Fabryki są własnością społeczną, należącą do całego społeczeństwa, dlatego nie uważamy, że własność powinna przejść w ręce robotników zatrudnionych w tych fabrykach. Społeczna własność środków produkcji i eliminacja konkurencji zaczyna się od ich państwowej własności. Zakłady pracy powinny przynosić korzyść całemu społeczeństwu a nie tylko zatrudnionym robotnikom. Jeżeli pozostawić miejsca pracy tylko własnym pracownikom, przedsiębiorstwa konkurowałyby ze sobą, zaś koordynacja planu krajowego byłaby niemożliwa. Firma będąca własnością pracowników, nadal pozostaje spółką kapitalistyczną. Nie jest własnością społeczną. Jedynie nacjonalizacja przemysłu pod kontrolą państwa i kontrolą pracowników gwarantuje zarówno społeczny, jak i państwowy charakter przemysłu.

Aby sprawnie i demokratycznie zarządzać gospodarką planową do zarządów upaństwowionych gałęzi przemysłu powinno włączyć się trzy grupy – pracownicy za pośrednictwem związków zawodowych, w celu ochrony ich interesu, oraz wykorzystania doświadczenia, część powinna należeć do klasy robotniczej wybrana przez centralę związków zawodowych, oraz część z ramienia państwa robotniczego, aby reprezentować krajowy plan produkcji.

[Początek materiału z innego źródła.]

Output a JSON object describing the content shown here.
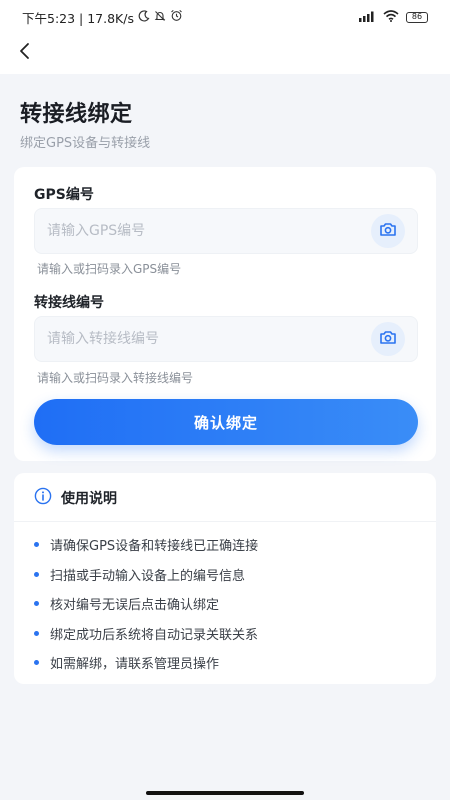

Widzimy więc, że pomysł spółdzielczości w warunkach socjalizmu nie jest efektywnym rozwiązaniem. Marksiści oferują zarządzanie robotnicze w miejsce pozostawiania fabryk w rękach robotników, jako właścicieli. Współpraca oraz wysiłek całego zorganizowanego społeczeństwa a nie konkurencja w ramach spółdzielni będą w stanie pchnąć rozwój środków produkcji jak i całej ludzkości naprzód!